The Evansville City Council’s CONSTITUTIONAL ASSIGNMENT is to make the laws that govern our lives, our opportunities, our safety, and our commerce. Our laws must match our community’s needs in this NEW ENVIRONMENT.

If we want a peaceful safe and prosperous community we must systematically work through the laws that help us and remove the laws that hurt us… As your representatives our responsibility is to lead our citizens in solving the problems that we as individuals cannot solve.

Today there are nearly 8,000 registered small businesses in Vanderburgh County. We have innovators working in their garages to bring us the next generation of technology. Our current zoning laws were established sixty years ago during an age of big box heavy manufacturing. We need to study, listen and then restructure our zoning laws to encourage the growth and prosperity of these garage innovators.

JUST THINK! If each of these small businesses could hire one person, we would have two Toyotas and solve our own local unemployment problem.

Our geographical location is a single day’s drive from 80% of the US population. Why can’t we take a resource like Roberts Stadium and change it into a small McCormick Place and target mid-sized trade fairs that are too small to pay the rent on Chicago’s extreme and massive trade facility?

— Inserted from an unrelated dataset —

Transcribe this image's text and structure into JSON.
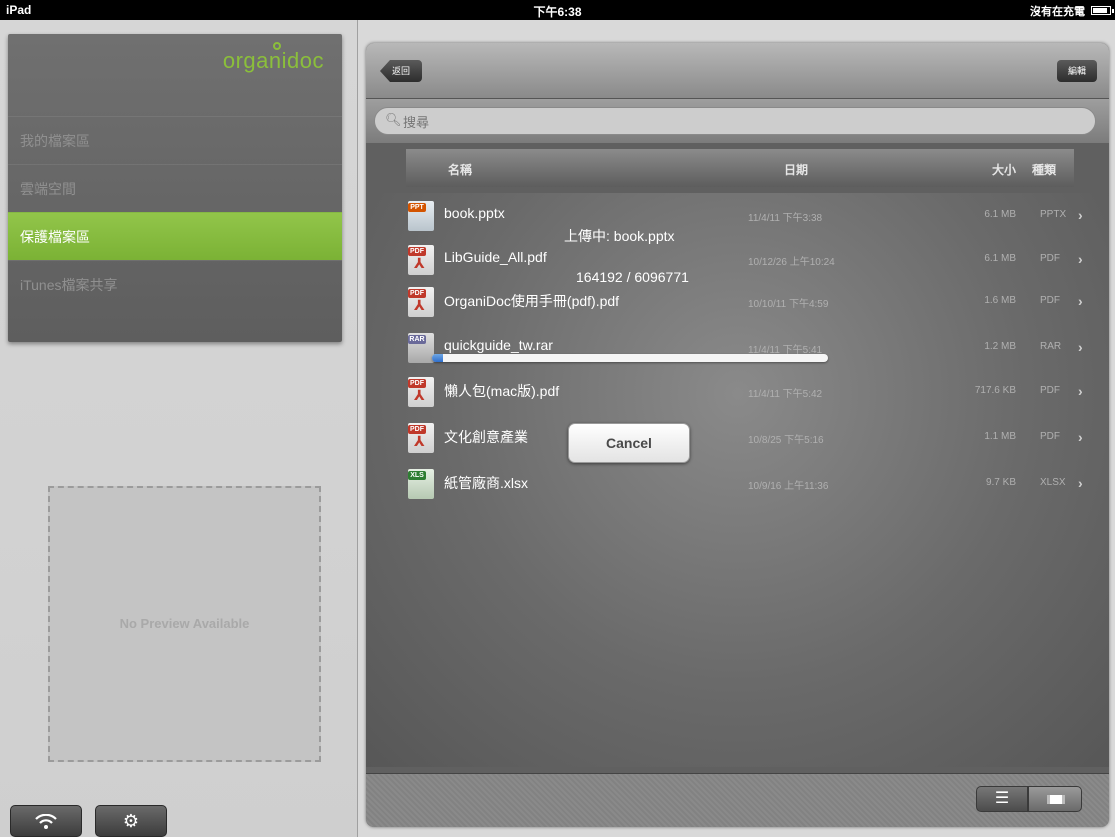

Evansville is full of faithful, industrious people, undergirded by a spirit of goodness. If you have ever worked on a Habitat house or set up a booth at the fall festival you would know what our citizens are capable of IF they are invited to the party.

As a government we need to do a much better job of incorporating our citizenry into solving the challenges that we now face as a community.

The old political platform for CHANGE no longer fits. Change is HERE.

The changes that are upon us, carry with them great opportunity for good and great possibility for danger. Our government must embrace these new technologies to pull our citizens back into the process, so that our government in fact reflects the values of our community.

I for one will work to maximize the good opportunities and strive for good inclusive public policy.

If you live in the 5th Ward I would appreciate your vote. If you do not live in the 5th ward I would appreciate you support.

4 COMMENTS

  1. “The Evansville City Council’s CONSTITUTIONAL ASSIGNMENT is to make the laws that govern our lives, our opportunities, our safety, and our commerce.” [Brent Grafton]

    Mr. Grafton, please cite the section of the Indiana State Constitution that assigns anything to city council or city council members. Betcha can’t come up with it.

  2. “My friends we do not need change, we already have it, what we need are decision makers who recognize the change and have the thoughtfulness, the experience, and the courage to meet the challenges that change presents.”

    I realize the word “change” sticks in the craws of many republicans but, come on. His whole “speech” can be reduced to one sentence. “Things have changed and we (government) need to CHANGE to catch up with today’s realities.” There. That sums it up. Is it really so painful to use the word “change” when, in reality, that IS what the entire speech was about?

    Honestly, this whole speech sounds like nothing more than typical politcial double-speak to me.